White House Carves Out $1 Billion for Upcoming Storm Season

President Joe Biden announced the doubling of U.S. emergency spending Monday as the country heads into what has been forecast to be a hot and very wet summer.

An infographic from the NOAA’s 2021 Atlantic Hurricane Season Outlook. (NOAA via Courthouse News)

WASHINGTON (CN) — With the 2021 hurricane season bearing down on the U.S. and the most active one on record in American history in the rearview, President Joe Biden announced Monday that his administration will direct $1 billion to states to prepare for disasters.

The figure is twice what was granted last year to the Building Resilient Infrastructure and Communities initiative but is still only a drop in the very large bucket of responding to weather and climate-related disasters. Last year, the country suffered a record 22 storms with loses each surpassing $1 billion, for a cumulative price tag of nearly $100 billion. 

It was in the middle of this storm season, September 2020, that the Federal Emergency Management Agency started the BRIC initiative to shore up hard-hit communities.

While June 1 is considered the official start of hurricane season, and Nov. 30 the end, last year’s season started early and proved unrelenting. The National Oceanic and Atmospheric Administration ultimately reported 30 named storms, 13 of which were hurricanes — so many that, for only the second time in recorded history, meteorologists exhausted the alphabet and began using Greek letters to name them.

The last time that happened was in 2005 when Hurricane Katrina slammed into the Gulf Coast, causing $81 billion in damage and killing more than 1,800 people. Though 2005 was a banner year for storms with its record of 28 tempests tallied, it still fell short of last year’s frenzy.

“Our effort is to get ahead of that internally and use every lever we have in government,” White House press secretary Jenn Psaki said of the $1 billion federal investment on Monday.

A summary graphic showing an alphabetical list of the 2021 Atlantic tropical cyclone names as selected by the World Meteorological Organization. (NOAA via Courthouse News)

The NOAA published its predictions for the upcoming year just last week, estimating a 60% chance that activity will be “above normal.” The likelihood that it will be a quiet, below-normal season is just 10%. Of the 20 or more major storms expected, the NOAA says anywhere from six to 10 of those could become full-blown hurricanes.

“As climate change threatens to bring more extreme events like increased floods, sea level rise, and intensifying droughts and wildfires, it is our responsibility to better prepare and support communities, families, and businesses before disaster – not just after,” the White House said Monday.

White House officials say they are committed to shoring up communities this year before it’s too late.

“The program seeks to categorically shift the federal focus from reactive disaster spending and toward research-supported, proactive investment in community resilience so that when the next hurricane, flood, or wildfire comes, communities are better prepared,” the White House said.

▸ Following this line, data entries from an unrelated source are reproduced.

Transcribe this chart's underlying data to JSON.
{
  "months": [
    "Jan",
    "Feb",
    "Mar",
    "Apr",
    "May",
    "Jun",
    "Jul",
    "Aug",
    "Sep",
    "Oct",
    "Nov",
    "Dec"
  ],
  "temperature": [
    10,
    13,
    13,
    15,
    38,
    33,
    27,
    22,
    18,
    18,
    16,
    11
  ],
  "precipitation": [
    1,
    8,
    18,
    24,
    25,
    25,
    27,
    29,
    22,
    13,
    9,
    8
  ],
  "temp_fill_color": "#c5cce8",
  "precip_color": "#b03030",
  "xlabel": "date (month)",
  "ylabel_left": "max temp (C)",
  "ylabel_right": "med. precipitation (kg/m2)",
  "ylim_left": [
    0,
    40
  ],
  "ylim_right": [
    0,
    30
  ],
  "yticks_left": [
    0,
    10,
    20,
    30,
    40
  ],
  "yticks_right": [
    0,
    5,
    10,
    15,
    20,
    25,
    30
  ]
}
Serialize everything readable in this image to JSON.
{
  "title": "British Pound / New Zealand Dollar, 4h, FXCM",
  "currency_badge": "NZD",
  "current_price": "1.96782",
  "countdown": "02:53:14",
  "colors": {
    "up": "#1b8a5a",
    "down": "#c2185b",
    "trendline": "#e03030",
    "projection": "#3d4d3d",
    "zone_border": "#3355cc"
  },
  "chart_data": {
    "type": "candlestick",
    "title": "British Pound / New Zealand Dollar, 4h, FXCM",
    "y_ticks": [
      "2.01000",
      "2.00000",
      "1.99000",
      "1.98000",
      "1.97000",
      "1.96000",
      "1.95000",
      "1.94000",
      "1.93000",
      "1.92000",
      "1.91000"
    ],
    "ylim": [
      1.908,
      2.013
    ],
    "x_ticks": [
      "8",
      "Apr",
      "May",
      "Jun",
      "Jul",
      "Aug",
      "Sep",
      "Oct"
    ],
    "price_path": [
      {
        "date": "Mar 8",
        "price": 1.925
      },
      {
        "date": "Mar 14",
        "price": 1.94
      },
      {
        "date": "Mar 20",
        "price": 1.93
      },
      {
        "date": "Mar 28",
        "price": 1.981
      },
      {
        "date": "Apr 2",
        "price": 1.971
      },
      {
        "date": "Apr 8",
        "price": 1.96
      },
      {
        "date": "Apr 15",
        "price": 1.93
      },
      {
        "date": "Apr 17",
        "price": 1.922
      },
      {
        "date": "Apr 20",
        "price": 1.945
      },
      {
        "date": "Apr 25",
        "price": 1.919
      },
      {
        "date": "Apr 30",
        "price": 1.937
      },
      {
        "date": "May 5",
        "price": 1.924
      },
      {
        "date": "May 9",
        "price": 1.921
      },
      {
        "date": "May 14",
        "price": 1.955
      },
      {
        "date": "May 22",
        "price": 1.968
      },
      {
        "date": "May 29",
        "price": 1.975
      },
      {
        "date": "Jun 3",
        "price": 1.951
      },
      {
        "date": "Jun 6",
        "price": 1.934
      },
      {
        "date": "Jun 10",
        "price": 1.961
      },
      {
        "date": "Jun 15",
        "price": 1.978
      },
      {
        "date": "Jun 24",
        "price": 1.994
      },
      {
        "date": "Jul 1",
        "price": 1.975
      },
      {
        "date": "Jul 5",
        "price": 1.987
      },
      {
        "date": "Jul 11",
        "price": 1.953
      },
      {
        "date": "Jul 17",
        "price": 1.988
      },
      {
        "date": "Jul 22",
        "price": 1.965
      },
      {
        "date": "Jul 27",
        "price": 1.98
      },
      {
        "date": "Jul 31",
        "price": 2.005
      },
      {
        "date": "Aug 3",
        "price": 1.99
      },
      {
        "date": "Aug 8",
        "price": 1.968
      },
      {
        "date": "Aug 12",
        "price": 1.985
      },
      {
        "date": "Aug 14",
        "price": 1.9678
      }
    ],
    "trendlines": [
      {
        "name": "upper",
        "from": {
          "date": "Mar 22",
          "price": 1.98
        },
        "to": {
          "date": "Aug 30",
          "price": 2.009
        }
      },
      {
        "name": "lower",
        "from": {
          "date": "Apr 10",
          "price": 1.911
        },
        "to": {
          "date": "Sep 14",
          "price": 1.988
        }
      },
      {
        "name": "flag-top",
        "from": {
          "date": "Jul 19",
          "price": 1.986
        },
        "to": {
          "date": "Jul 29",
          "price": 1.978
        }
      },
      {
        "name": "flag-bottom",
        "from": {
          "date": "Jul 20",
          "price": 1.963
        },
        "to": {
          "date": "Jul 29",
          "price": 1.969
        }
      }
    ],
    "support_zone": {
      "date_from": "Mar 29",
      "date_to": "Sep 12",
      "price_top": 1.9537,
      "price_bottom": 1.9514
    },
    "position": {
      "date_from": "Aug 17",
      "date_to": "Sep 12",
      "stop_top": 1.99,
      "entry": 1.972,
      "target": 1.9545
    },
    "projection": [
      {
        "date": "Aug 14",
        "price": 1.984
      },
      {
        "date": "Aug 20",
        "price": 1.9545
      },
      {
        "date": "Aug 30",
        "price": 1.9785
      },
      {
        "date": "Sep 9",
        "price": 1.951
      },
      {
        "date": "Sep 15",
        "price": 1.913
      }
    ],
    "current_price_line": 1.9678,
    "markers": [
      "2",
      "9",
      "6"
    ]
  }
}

Part of the federal government’s latest approach to mitigating the impact of natural disasters will also include the development and launch of a new program by NASA known as the Earth System Observatory.

“New architecture” for the observatory will eventually be spacebound, the White House said.

The observatory’s primary purpose will be to provide the world with real-time insight and understanding into the interactions of the planet’s oceans, lands and icecaps, and how climate change unfolds at regional and local levels over short and long periods of time.

White House officials link the observatory to the Biden administration’s focus on mitigating the impact of climate change.

In addition to monitoring sea level rise and deforestation, the observatory will also help scientists understand the mechanics and impact of wildfire and drough.

It is a serious departure from the previous administration’s take on climate change and extreme weather. Beyond generally declaring global warming a hoax and rejecting most if not all scientific data on the subject, former President Donald Trump and some of his administration officials pressured the NOAA in 2019 to issue a statement that went against the recommendations of its experts.

President Trump shows reporters an altered hurricane map in the Oval Office on Sept. 4, 2019. (AP photo/Evan Vucci)

Hurricane Dorian had been tearing through the Bahamas when Trump tweeted without evidence that Alabama was in the pathway. As the storm made U.S. landfall on Sept. 6 at Cape Hatteras, North Carolina, some 600 miles away from Alabama, the Birmingham office of the National Weather Service assured its residents there was no reason to worry.

The situation culminated in the 45th president holding a press conference where he brandished a map of Dorian’s storm path in U.S. that had been physically altered with a Sharpie to include Alabama.

Biden on Monday paid a visit to the Washington headquarters of the Federal Emergency Management Agency to discuss the challenges looming ahead of what is expected to be a long, hot and potentially very wet summer.

“We have to be ready. We have to be ready when disaster strikes,” Biden said at the meeting, flanked by senior ranking officials from the nation’s Homeland Security Department, the Commerce Department, NOAA, NASA and others. Notably, Kenneth Graham, director for the National Hurricane Center, and Gina McCarthy, Biden’s national climate adviser, were also in attendance.

Reflecting on lessons learned from the last few years Biden said preparedness was “not about red states and blue states.”

“It’s about having people’s backs,” he said.